The legislation sparked a revolt by school districts which filed a lawsuit a year later claiming the commission violated state law by unfairly taking funding away from the districts and giving it to charter schools. They claimed the commission was actually taking local tax dollars without the approval of local taxpayers.
The charter schools' supporters countered by arguing the commission was designed to re-direct state not local funding to help keep the schools afloat. The commission's attorneys argued in court that no funding from a local district was going to a school that was funded over the law.
The law's supporters won the first legal showdown in May 2010, when a Fulton County judge ruled from the bench that the commission was constitutional and didn't break any laws. But Monday's ruling, joined by Justices Robert Benham, Hugh Thompson and Harris Hines, was a blow to charter school supporters.
It found that the Georgia Constitution grants only county and area education boards the explicit authority to create and maintain public schools. The law, it said, is designed to limit authority over public education to ``that level of government closest and most responsive to the taxpayers and parents of the children being educated.''
``Commission charter schools thus necessarily operate in competition with or duplicate the efforts of locally controlled general K-12 schools by enrolling the same types of K-12 students who attend locally controlled schools and by teaching them the same subjects that may be taught at locally controlled schools,'' the opinion said.
The challenge was filed by school district officials eager to rein in the commission's scope. The districts in the lawsuit are among the state's largest Gwinnett County, DeKalb County and Atlanta Public Schools along with four smaller districts: Bulloch, Henry, Candler and Griffin-Spalding schools. At least 37 other districts have signed on to support the challenge.
Gwinnett County Schools Supt. J. Alvin Wilbanks said "We are pleased with the Court's decision. While some tried to paint this lawsuit as an anti-charter school case, nothing could be further from the truth. At its heart, this was a constitutional question, one that has been answered once and for all. The Supreme Court has ruled correctly that the Commission does not have the constitutional authority to establish schools and direct local dollars to the operation of those Commission-approved schools."

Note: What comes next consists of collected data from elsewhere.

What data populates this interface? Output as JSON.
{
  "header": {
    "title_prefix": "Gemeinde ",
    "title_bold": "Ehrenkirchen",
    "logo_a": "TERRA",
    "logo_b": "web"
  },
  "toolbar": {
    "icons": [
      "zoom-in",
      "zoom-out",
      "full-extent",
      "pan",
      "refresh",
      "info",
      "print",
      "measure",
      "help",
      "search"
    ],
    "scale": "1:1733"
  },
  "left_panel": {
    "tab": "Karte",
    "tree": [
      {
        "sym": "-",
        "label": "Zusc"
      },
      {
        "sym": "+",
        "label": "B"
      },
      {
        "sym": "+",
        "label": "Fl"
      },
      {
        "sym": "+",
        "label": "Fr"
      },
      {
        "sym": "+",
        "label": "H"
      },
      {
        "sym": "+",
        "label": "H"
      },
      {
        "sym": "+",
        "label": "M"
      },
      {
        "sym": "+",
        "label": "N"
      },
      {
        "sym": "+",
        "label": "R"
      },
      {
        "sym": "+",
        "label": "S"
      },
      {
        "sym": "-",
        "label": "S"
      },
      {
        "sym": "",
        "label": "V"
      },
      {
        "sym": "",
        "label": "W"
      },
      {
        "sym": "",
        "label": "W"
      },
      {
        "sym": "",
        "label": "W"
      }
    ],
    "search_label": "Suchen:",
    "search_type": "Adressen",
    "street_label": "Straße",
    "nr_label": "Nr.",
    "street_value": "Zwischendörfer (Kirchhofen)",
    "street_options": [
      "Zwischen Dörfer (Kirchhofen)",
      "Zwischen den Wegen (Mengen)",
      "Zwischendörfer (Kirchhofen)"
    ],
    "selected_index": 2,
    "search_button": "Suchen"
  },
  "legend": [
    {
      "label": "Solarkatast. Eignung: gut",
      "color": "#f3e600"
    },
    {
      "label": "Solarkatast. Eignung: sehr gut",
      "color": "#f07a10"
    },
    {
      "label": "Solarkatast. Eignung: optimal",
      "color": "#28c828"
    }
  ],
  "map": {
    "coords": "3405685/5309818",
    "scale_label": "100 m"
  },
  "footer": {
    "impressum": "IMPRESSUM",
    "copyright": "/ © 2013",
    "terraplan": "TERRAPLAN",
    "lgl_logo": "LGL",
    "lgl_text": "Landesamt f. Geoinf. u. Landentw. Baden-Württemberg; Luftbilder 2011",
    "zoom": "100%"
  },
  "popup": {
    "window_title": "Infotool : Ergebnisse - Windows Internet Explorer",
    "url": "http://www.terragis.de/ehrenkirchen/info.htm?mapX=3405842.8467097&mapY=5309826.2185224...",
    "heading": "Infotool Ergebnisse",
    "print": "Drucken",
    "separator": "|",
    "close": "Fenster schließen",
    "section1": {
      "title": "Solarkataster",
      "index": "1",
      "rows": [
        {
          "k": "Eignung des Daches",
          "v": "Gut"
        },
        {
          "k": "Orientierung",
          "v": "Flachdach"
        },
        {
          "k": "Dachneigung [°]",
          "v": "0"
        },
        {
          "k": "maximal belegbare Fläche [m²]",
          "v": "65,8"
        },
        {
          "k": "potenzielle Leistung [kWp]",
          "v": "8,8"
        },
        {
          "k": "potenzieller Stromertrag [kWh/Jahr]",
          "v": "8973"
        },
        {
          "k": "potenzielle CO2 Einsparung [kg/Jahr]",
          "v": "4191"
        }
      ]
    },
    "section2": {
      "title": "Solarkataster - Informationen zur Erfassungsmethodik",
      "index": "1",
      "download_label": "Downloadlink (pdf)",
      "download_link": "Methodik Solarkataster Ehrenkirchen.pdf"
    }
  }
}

Critics of the decision said it was too broad and illogical. Nahmias, who was joined by Justices George Carley and Harold Melton in the dissent, said judges should only strike down education rules in very rare instances, and argued that litigation is ill-suited to foster the nuanced decisions required for good social policy.
``That result is unnecessary, and it is unfortunate for Georgia's children, particularly those already enrolled and thriving in state charter schools,'' he wrote.